Entretanto, o leite de amapá e seu uso no tratamento de doenças das vias
respiratórias é amplamente conhecido pela população local. Assim, este estudo
teve como objetivo trazer à luz diversos aspectos do manejo e uso desse
produto, revelando a sua importância na vida de seus produtores e
consumidores. Foi utilizada a abordagem da “cadeia da produção ao consumo”
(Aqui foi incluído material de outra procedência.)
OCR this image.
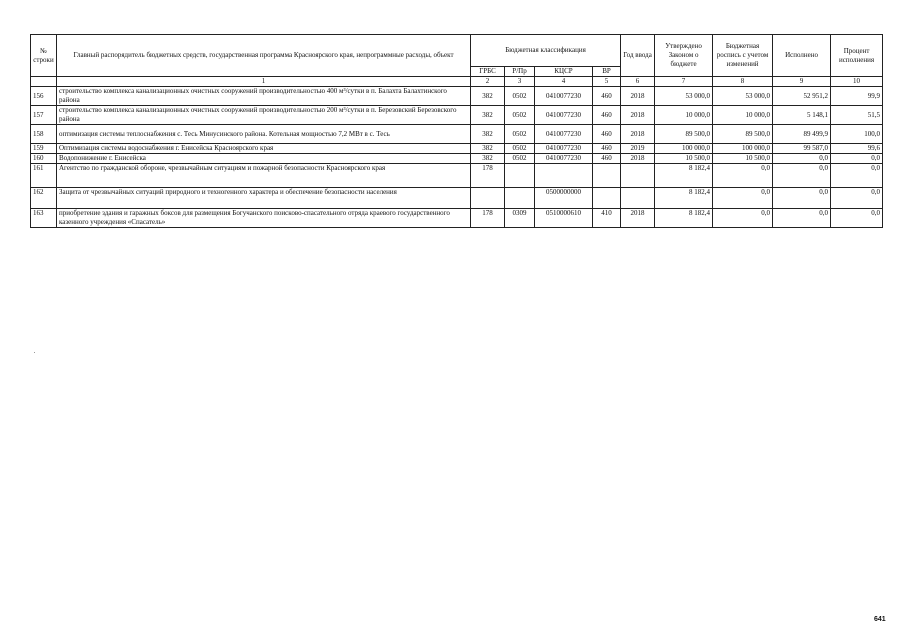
№ строки	Главный распорядитель бюджетных средств, государственная программа Красноярского края, непрограммные расходы, объект	Бюджетная классификация				Год ввода	Утверждено Законом о бюджете	Бюджетная роспись с учетом изменений	Исполнено	Процент исполнения
		ГРБС	Р/Пр	КЦСР	ВР					
	1	2	3	4	5	6	7	8	9	10
156	строительство комплекса канализационных очистных сооружений производительностью 400 м³/сутки в п. Балахта Балахтинского района	382	0502	0410077230	460	2018	53 000,0	53 000,0	52 951,2	99,9
157	строительство комплекса канализационных очистных сооружений производительностью 200 м³/сутки в п. Березовский Березовского района	382	0502	0410077230	460	2018	10 000,0	10 000,0	5 148,1	51,5
158	оптимизация системы теплоснабжения с. Тесь Минусинского района. Котельная мощностью 7,2 МВт в с. Тесь	382	0502	0410077230	460	2018	89 500,0	89 500,0	89 499,9	100,0
159	Оптимизация системы водоснабжения г. Енисейска Красноярского края	382	0502	0410077230	460	2019	100 000,0	100 000,0	99 587,0	99,6
160	Водопонижение г. Енисейска	382	0502	0410077230	460	2018	10 500,0	10 500,0	0,0	0,0
161	Агентство по гражданской обороне, чрезвычайным ситуациям и пожарной безопасности Красноярского края	178					8 182,4	0,0	0,0	0,0
162	Защита от чрезвычайных ситуаций природного и техногенного характера и обеспечение безопасности населения			0500000000			8 182,4	0,0	0,0	0,0
163	приобретение здания и гаражных боксов для размещения Богучанского поисково-спасательного отряда краевого государственного казенного учреждения «Спасатель»	178	0309	0510000610	410	2018	8 182,4	0,0	0,0	0,0
641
partindo-se da comercialização do produto nos centros urbanos até a sua
extração na floresta, estratégia que permitiu identificar os atores envolvidos em
todo o processo. Consumidores e comerciantes em todos os níveis foram
entrevistados. Com os extrativistas do produto foram realizadas oficinas e
turnês guiadas nos locais de produção. Com a participação de extrativistas
foram também realizados inventários florestais para estudar aspectos da
ecologia e manejo da espécie. O volume de oito mil litros de leite de amapá
comercializado anualmente na região de Belém demonstra a importância da
espécie, principalmente para os consumidores de baixa renda, que são
maioria. A tradição secular do uso do látex também revelou-se importante fator
na escolha pelo produto. Quando o volume produzido é grande, o leite é
vendido diretamente aos mercados urbanos, sem intermediários. A renda
obtida com o látex representa, em média, 42% da renda total do extrativismo
dos 12 extrativistas que participaram da pesquisa, chegando a 92%. Em uma
das áreas inventariadas, a população de árvores de P. fasciculata apresentou
grande número de indivíduos e distribuição diamétrica do tipo “J-invertido” o
que sugere que a espécie é do tipo clímax e se encontra, nesse local, em
equilíbrio dinâmico. Em outros dois locais, entretanto, a população apresentou
distribuição mais próxima da curva normal, o que indica forte perturbação do
ecossistema. Nesses locais, as árvores também apresentaram número
proporcionalmente maior de árvores danificadas pela exploração do látex.
Entretanto, o estudo não confirmou a morte de árvores devido à exploração do
produto. A utilização da faca de seringueiro para o corte do tronco é uma
adaptação recente introduzida pelos extrativistas e provoca significativamente
menor dano e permite cicatrização mais rápida do tronco. Além de reduzir as
perdas de látex em relação ao uso do facão, reduz o tempo entre duas
extrações seguidas. A melhoria na técnica de extração do látex revela que os
extrativistas têm conhecimento da anatomia da árvore. O leite de amapá é um
produto florestal cuja extração pode ser manejada visando a sua produção
sustentável, ao contrário da exploração da madeira da árvore, outro uso
competitivo da espécie. O presente estudo revelou que o leite de amapá tem
significativo impacto na vida de pessoas da floresta, de comerciantes e de
consumidores nos centros urbanos. Possivelmente, entretanto, é somente um
dos casos de centenas de PFNMs que têm importância regional, seja na
geração de renda seja na oferta de fitoterápicos acessíveis à população de
baixa renda, mas que continua invisível às agências governamentais.